Dass um die Wahl des reformorientierten Politikers Mohammad Khatamis zum Präsidenten im Jahr 1997 zahlreiche reformistische Zeitungen entstanden waren, hatte den Zorn der islamischen Hardliner um Revolutionsführer Khamenei auf sich gezogen. Dies führte im Jahr 2000 nicht nur zum Verbot dutzender Publikationen und der dramatischen Repression reformorientierter Aktivitäten. Die Revolutionsgarde konnte die Situation für den Ausbau ihrer eigenen Aktivitäten nutzen. Sie gründete die Tageszeitung Javan. 2009 folgte Javan-Online – eine Webseite, die mit unorthodoxen Inhalten überraschte wie etwa einem Bericht über Krankenhäuser, die sich weigerten, verletzte Basij- und Sepah-Milizionäre zu behandeln. Im Jahr 2000 gründete die Sepah dann mit der Fars News Agency ihr einflussreichstes Medienorgan. Die Nachrichtenwebsite Basirat veröffentlicht Nachrichten und Analysen über interne Angelegenheiten der Sepah und Basij.
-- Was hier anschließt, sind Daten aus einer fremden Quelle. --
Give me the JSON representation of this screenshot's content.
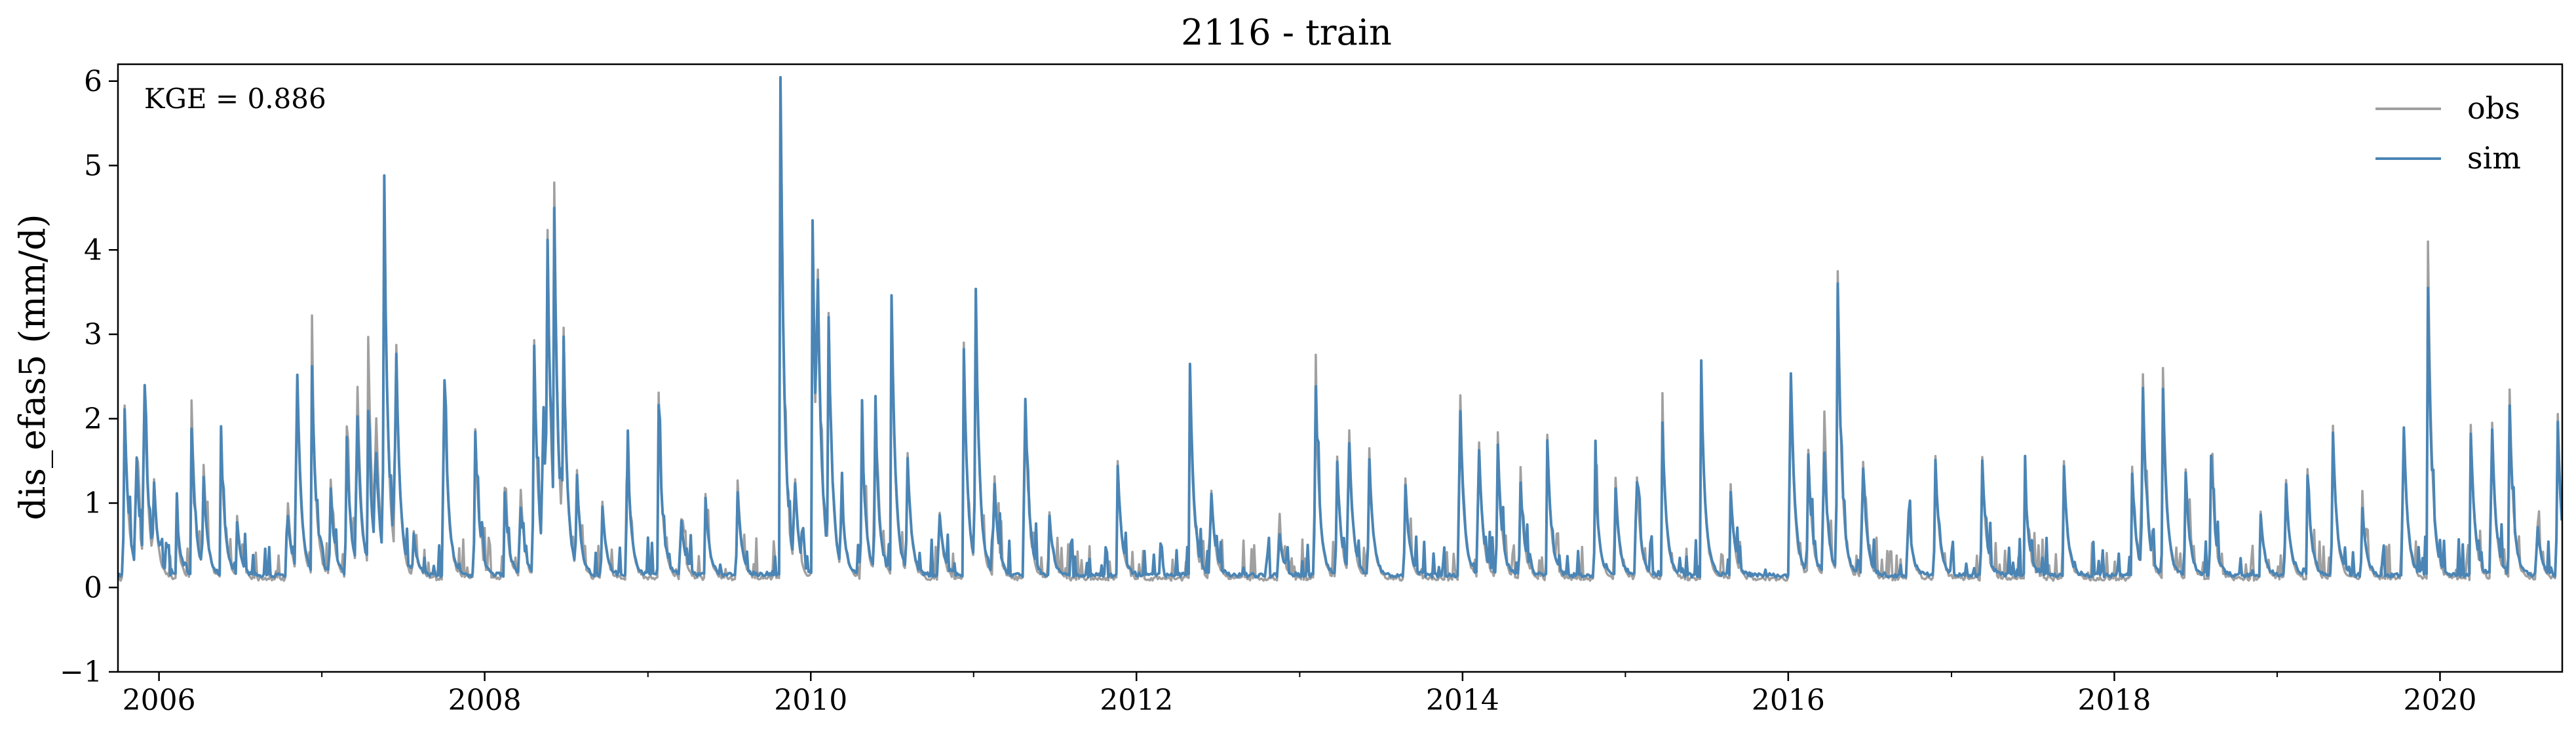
{
  "chart_data": {
    "type": "line",
    "title": "2116 - train",
    "xlabel": "",
    "ylabel": "dis_efas5 (mm/d)",
    "xlim": [
      "2005-10-01",
      "2020-10-01"
    ],
    "ylim": [
      -1,
      6.2
    ],
    "y_ticks": [
      -1,
      0,
      1,
      2,
      3,
      4,
      5,
      6
    ],
    "y_tick_labels": [
      "−1",
      "0",
      "1",
      "2",
      "3",
      "4",
      "5",
      "6"
    ],
    "x_ticks": [
      "2006-01-01",
      "2008-01-01",
      "2010-01-01",
      "2012-01-01",
      "2014-01-01",
      "2016-01-01",
      "2018-01-01",
      "2020-01-01"
    ],
    "x_tick_labels": [
      "2006",
      "2008",
      "2010",
      "2012",
      "2014",
      "2016",
      "2018",
      "2020"
    ],
    "x_minor_ticks": [
      "2007-01-01",
      "2009-01-01",
      "2011-01-01",
      "2013-01-01",
      "2015-01-01",
      "2017-01-01",
      "2019-01-01"
    ],
    "annotation": "KGE = 0.886",
    "grid": false,
    "legend_position": "top-right",
    "series": [
      {
        "name": "obs",
        "color": "#a0a0a0",
        "baseline": 0.08,
        "peaks": [
          [
            "2005-10-15",
            2.3
          ],
          [
            "2005-11-10",
            1.5
          ],
          [
            "2005-11-28",
            2.5
          ],
          [
            "2005-12-20",
            1.1
          ],
          [
            "2006-02-10",
            0.6
          ],
          [
            "2006-03-15",
            2.1
          ],
          [
            "2006-04-10",
            1.4
          ],
          [
            "2006-05-20",
            1.7
          ],
          [
            "2006-06-25",
            0.7
          ],
          [
            "2006-10-15",
            1.1
          ],
          [
            "2006-11-05",
            2.8
          ],
          [
            "2006-12-10",
            2.6
          ],
          [
            "2007-01-20",
            1.3
          ],
          [
            "2007-02-25",
            2.0
          ],
          [
            "2007-03-20",
            2.7
          ],
          [
            "2007-04-15",
            2.7
          ],
          [
            "2007-05-01",
            1.9
          ],
          [
            "2007-05-20",
            4.6
          ],
          [
            "2007-06-15",
            3.2
          ],
          [
            "2007-07-25",
            0.6
          ],
          [
            "2007-10-01",
            2.9
          ],
          [
            "2007-12-10",
            2.0
          ],
          [
            "2008-02-15",
            1.1
          ],
          [
            "2008-03-20",
            1.3
          ],
          [
            "2008-04-20",
            3.1
          ],
          [
            "2008-05-10",
            2.1
          ],
          [
            "2008-05-20",
            3.8
          ],
          [
            "2008-06-05",
            3.9
          ],
          [
            "2008-06-25",
            2.8
          ],
          [
            "2008-07-25",
            1.3
          ],
          [
            "2008-09-20",
            1.0
          ],
          [
            "2008-11-15",
            1.8
          ],
          [
            "2009-01-25",
            2.2
          ],
          [
            "2009-03-15",
            0.9
          ],
          [
            "2009-05-10",
            1.0
          ],
          [
            "2009-07-20",
            1.3
          ],
          [
            "2009-10-25",
            5.8
          ],
          [
            "2009-11-25",
            1.3
          ],
          [
            "2010-01-05",
            4.1
          ],
          [
            "2010-01-15",
            3.2
          ],
          [
            "2010-02-10",
            2.9
          ],
          [
            "2010-03-10",
            1.1
          ],
          [
            "2010-04-25",
            2.0
          ],
          [
            "2010-05-25",
            2.3
          ],
          [
            "2010-07-01",
            3.3
          ],
          [
            "2010-08-05",
            1.6
          ],
          [
            "2010-10-15",
            1.0
          ],
          [
            "2010-12-10",
            2.8
          ],
          [
            "2011-01-05",
            3.4
          ],
          [
            "2011-02-15",
            1.5
          ],
          [
            "2011-04-25",
            2.5
          ],
          [
            "2011-06-20",
            0.8
          ],
          [
            "2011-11-20",
            1.4
          ],
          [
            "2012-04-30",
            2.3
          ],
          [
            "2012-06-15",
            1.3
          ],
          [
            "2012-11-15",
            0.8
          ],
          [
            "2013-02-05",
            2.6
          ],
          [
            "2013-03-25",
            1.6
          ],
          [
            "2013-04-20",
            2.1
          ],
          [
            "2013-06-05",
            1.7
          ],
          [
            "2013-08-25",
            1.3
          ],
          [
            "2013-12-25",
            2.7
          ],
          [
            "2014-02-05",
            2.0
          ],
          [
            "2014-03-20",
            1.9
          ],
          [
            "2014-05-10",
            1.3
          ],
          [
            "2014-07-10",
            1.7
          ],
          [
            "2014-10-25",
            1.4
          ],
          [
            "2014-12-10",
            1.2
          ],
          [
            "2015-01-25",
            1.5
          ],
          [
            "2015-03-25",
            1.9
          ],
          [
            "2015-06-20",
            2.4
          ],
          [
            "2015-08-25",
            1.1
          ],
          [
            "2016-01-05",
            2.9
          ],
          [
            "2016-02-15",
            1.5
          ],
          [
            "2016-03-20",
            1.9
          ],
          [
            "2016-04-20",
            4.0
          ],
          [
            "2016-06-15",
            1.7
          ],
          [
            "2016-09-25",
            1.0
          ],
          [
            "2016-11-25",
            1.6
          ],
          [
            "2017-03-10",
            1.6
          ],
          [
            "2017-06-15",
            1.2
          ],
          [
            "2017-09-10",
            1.4
          ],
          [
            "2018-02-10",
            1.3
          ],
          [
            "2018-03-05",
            2.6
          ],
          [
            "2018-04-20",
            2.5
          ],
          [
            "2018-06-10",
            1.3
          ],
          [
            "2018-08-05",
            1.6
          ],
          [
            "2018-11-25",
            0.8
          ],
          [
            "2019-01-20",
            1.3
          ],
          [
            "2019-03-10",
            1.3
          ],
          [
            "2019-05-05",
            2.0
          ],
          [
            "2019-07-10",
            1.0
          ],
          [
            "2019-10-10",
            2.2
          ],
          [
            "2019-12-05",
            3.9
          ],
          [
            "2020-03-10",
            1.8
          ],
          [
            "2020-04-25",
            2.3
          ],
          [
            "2020-06-05",
            2.2
          ],
          [
            "2020-08-05",
            0.8
          ],
          [
            "2020-09-20",
            2.2
          ]
        ]
      },
      {
        "name": "sim",
        "color": "#4a85b5",
        "baseline": 0.12,
        "peaks": [
          [
            "2005-10-15",
            2.2
          ],
          [
            "2005-11-10",
            1.6
          ],
          [
            "2005-11-28",
            2.6
          ],
          [
            "2005-12-20",
            1.0
          ],
          [
            "2006-02-10",
            0.7
          ],
          [
            "2006-03-15",
            1.7
          ],
          [
            "2006-04-10",
            1.2
          ],
          [
            "2006-05-20",
            1.6
          ],
          [
            "2006-06-25",
            0.6
          ],
          [
            "2006-10-15",
            0.9
          ],
          [
            "2006-11-05",
            2.9
          ],
          [
            "2006-12-10",
            2.4
          ],
          [
            "2007-01-20",
            1.1
          ],
          [
            "2007-02-25",
            1.8
          ],
          [
            "2007-03-20",
            2.2
          ],
          [
            "2007-04-15",
            1.8
          ],
          [
            "2007-05-01",
            1.5
          ],
          [
            "2007-05-20",
            4.7
          ],
          [
            "2007-06-15",
            3.0
          ],
          [
            "2007-07-25",
            0.5
          ],
          [
            "2007-10-01",
            2.9
          ],
          [
            "2007-12-10",
            1.9
          ],
          [
            "2008-02-15",
            1.0
          ],
          [
            "2008-03-20",
            1.0
          ],
          [
            "2008-04-20",
            3.0
          ],
          [
            "2008-05-10",
            2.0
          ],
          [
            "2008-05-20",
            3.7
          ],
          [
            "2008-06-05",
            3.6
          ],
          [
            "2008-06-25",
            2.7
          ],
          [
            "2008-07-25",
            1.2
          ],
          [
            "2008-09-20",
            0.9
          ],
          [
            "2008-11-15",
            1.7
          ],
          [
            "2009-01-25",
            2.0
          ],
          [
            "2009-03-15",
            0.8
          ],
          [
            "2009-05-10",
            0.9
          ],
          [
            "2009-07-20",
            1.1
          ],
          [
            "2009-10-25",
            5.9
          ],
          [
            "2009-11-25",
            1.2
          ],
          [
            "2010-01-05",
            4.2
          ],
          [
            "2010-01-15",
            3.0
          ],
          [
            "2010-02-10",
            2.8
          ],
          [
            "2010-03-10",
            1.0
          ],
          [
            "2010-04-25",
            1.9
          ],
          [
            "2010-05-25",
            2.0
          ],
          [
            "2010-07-01",
            3.3
          ],
          [
            "2010-08-05",
            1.5
          ],
          [
            "2010-10-15",
            0.9
          ],
          [
            "2010-12-10",
            2.7
          ],
          [
            "2011-01-05",
            3.4
          ],
          [
            "2011-02-15",
            1.3
          ],
          [
            "2011-04-25",
            2.6
          ],
          [
            "2011-06-20",
            0.7
          ],
          [
            "2011-11-20",
            1.3
          ],
          [
            "2012-04-30",
            2.5
          ],
          [
            "2012-06-15",
            1.2
          ],
          [
            "2012-11-15",
            0.6
          ],
          [
            "2013-02-05",
            2.5
          ],
          [
            "2013-03-25",
            1.5
          ],
          [
            "2013-04-20",
            1.9
          ],
          [
            "2013-06-05",
            1.5
          ],
          [
            "2013-08-25",
            1.2
          ],
          [
            "2013-12-25",
            2.4
          ],
          [
            "2014-02-05",
            1.8
          ],
          [
            "2014-03-20",
            1.7
          ],
          [
            "2014-05-10",
            1.2
          ],
          [
            "2014-07-10",
            1.6
          ],
          [
            "2014-10-25",
            1.3
          ],
          [
            "2014-12-10",
            1.0
          ],
          [
            "2015-01-25",
            1.4
          ],
          [
            "2015-03-25",
            1.8
          ],
          [
            "2015-06-20",
            2.4
          ],
          [
            "2015-08-25",
            1.0
          ],
          [
            "2016-01-05",
            3.0
          ],
          [
            "2016-02-15",
            1.4
          ],
          [
            "2016-03-20",
            1.8
          ],
          [
            "2016-04-20",
            3.8
          ],
          [
            "2016-06-15",
            1.6
          ],
          [
            "2016-09-25",
            0.9
          ],
          [
            "2016-11-25",
            1.5
          ],
          [
            "2017-03-10",
            1.5
          ],
          [
            "2017-06-15",
            1.1
          ],
          [
            "2017-09-10",
            1.3
          ],
          [
            "2018-02-10",
            1.2
          ],
          [
            "2018-03-05",
            2.4
          ],
          [
            "2018-04-20",
            2.2
          ],
          [
            "2018-06-10",
            1.2
          ],
          [
            "2018-08-05",
            1.6
          ],
          [
            "2018-11-25",
            0.7
          ],
          [
            "2019-01-20",
            1.2
          ],
          [
            "2019-03-10",
            1.2
          ],
          [
            "2019-05-05",
            1.9
          ],
          [
            "2019-07-10",
            0.9
          ],
          [
            "2019-10-10",
            2.2
          ],
          [
            "2019-12-05",
            3.4
          ],
          [
            "2020-03-10",
            1.7
          ],
          [
            "2020-04-25",
            2.1
          ],
          [
            "2020-06-05",
            2.0
          ],
          [
            "2020-08-05",
            0.7
          ],
          [
            "2020-09-20",
            2.0
          ]
        ]
      }
    ]
  }
}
Die Proteste nach den Präsidentschaftswahlen im Jahr 2009 und die Entstehung der „Grünen Bewegung“ schafften politische Veränderungen im Iran, die sich auch innerhalb der Sepah bemerkbar machten und zu internen Abspaltungen führten. Während sich die Organisation mit der Auslöschung der Oppositionsbewegung abmüht, wird an anderer Front ein Kampf gegen Ahmadinedschad ausgefochten, der nur noch von einer kleinen Fraktion innerhalb der Sepah unterstützt wird. Die unterschiedlichen Fraktionen bauten eigenen Websites und Nachrichtenagenturen auf, um ihre jeweilige Politik zu propagieren.
Die Zukunft der Sepah-Medien
Die im Juni anstehenden Präsidentschaftswahlen werden vor dem Hintergrund der internen Streitigkeiten die Medienstrategie der Sepah mit Sicherheit auf eine Probe stellen. Gerüchten zufolge hat Ali Khamenei die Sepah angewiesen, mit der Umsetzung ihrer Strategien bis zum Ende der aktuellen Legislaturperiode zu warten. Wie die Medienstrategie und die offizielle Politik der Sepah sich konkret gestalten, wird auch davon abhängen, welche Kandidaten zur Wahl stehen.